It is the contention of the Attorney General that the State Industrial Accident Commission is an arm of the state, administering the act commonly known as the Workmen’s Compensation Act, *153and that the state is, therefore, the real party in interest. From these premises he argues, because the state cannot be sued, the Industrial Accident Commission cannot be. The legislature has provided that the Industrial Accident Commission “in its name may sue and be sued, and shall have a seal which shall bear the name of the commission.” Section 6611, Or. L. The commission is given other powers exercised by a corporation: Section 6629, Or. L.; Laws 1921, c. 311. It is a creature of the legislature and is a body corporate.

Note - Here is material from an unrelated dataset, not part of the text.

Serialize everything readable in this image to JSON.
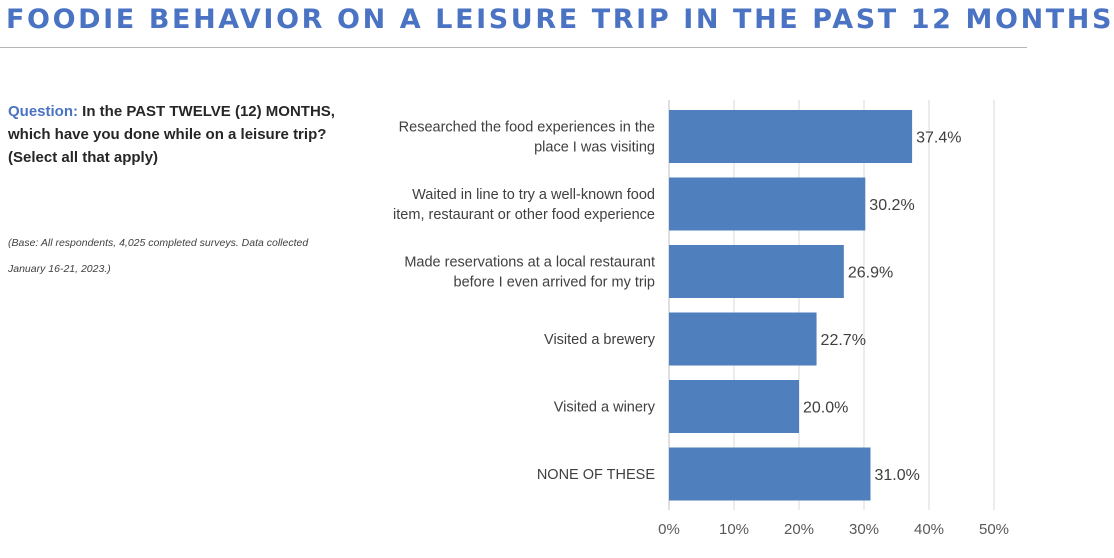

This court has held the act creating the commission to be constitutional: Evanhoff v. Industrial Acc. Com., 78 Or. 503 (154 Pac. 106). The primary duty of the commission is to administer the act: Section 6611, Or. L. The exercise of judicial functions is incidental to its primary duty, and the act is not unconstitutional on that account: In re Willow Creek, 74 Or. 592 (144 Pac. 505, 146 Pac. 475). Nor does the fact that payments from the fund created by the act are to be made by the State. Treasurer on warrants drawn by the Secretary of State render it unconstitutional. Both the Secretary of State and the State Treasurer are without discretion in regard to that fund. Payments from the fund can be made only upon vouchers transmitted by the commission: Section 6638, Or. L.; Laws 1921, c. 311. The state is a contributor to the fund, and is, therefore, interested in the fund in the same manner as it is in the fund of the state board of agriculture: Tongue v. State Board of Agriculture, 55 Or. 61 (105 Pac. 250).
The state is not a party to cases initiated before the Industrial Accident Commission and, therefore, cannot appeal from the final action of the commission, or a judgment of the Circuit Court based upon such *154final action: Sections 549 and 6637, Or. L.; Laws 1921, c. 311. The act provides that notice of appeal from the final action of the commission shall be served upon the commission: Section 6637, Or. L.; Laws 1921, c. 311. This provision indicates the intention of the legislature to make the commission a party to the appeal. That has been the uniform practice during the many years the act has been in force.
This court in Lough v. Industrial Acc. Com., 104 Or. 313 (207 Pac. 354), was not considering the matter of appeals, but the procedure for presenting a claim by an injured workman. The procedure provided by the act for presenting claims must be followed, and the procedure on appeals must likewise be followed. Both are statutory: Chebot v. Industrial Acc. Com., 106 Or. 660, 669, 670 (212 Pac. 792); Smith v. Industrial Acc. Com., 104 Or. 640 (208 Pac. 746, 748). The procedure is peculiar to the Workmen’s Compensation Act, but is not, on that account, invalid: Evanhoff v. Industrial Acc. Com., above.
“Appeals shall lie on the judgment of the Circuit Court, as in other civil cases.” Section 6637, Or. L.; Laws 1921, c. 311.
The motion to dismiss the appeal to this court is allowed and the appeal is dismissed.
Motion to Dismiss Appeal Allowed.
Mr. I. H. Van Winkle, Attorney General, and Mr. James West, Assistant Attorney General, for the motion. Mr. J. W. McInturff, contra.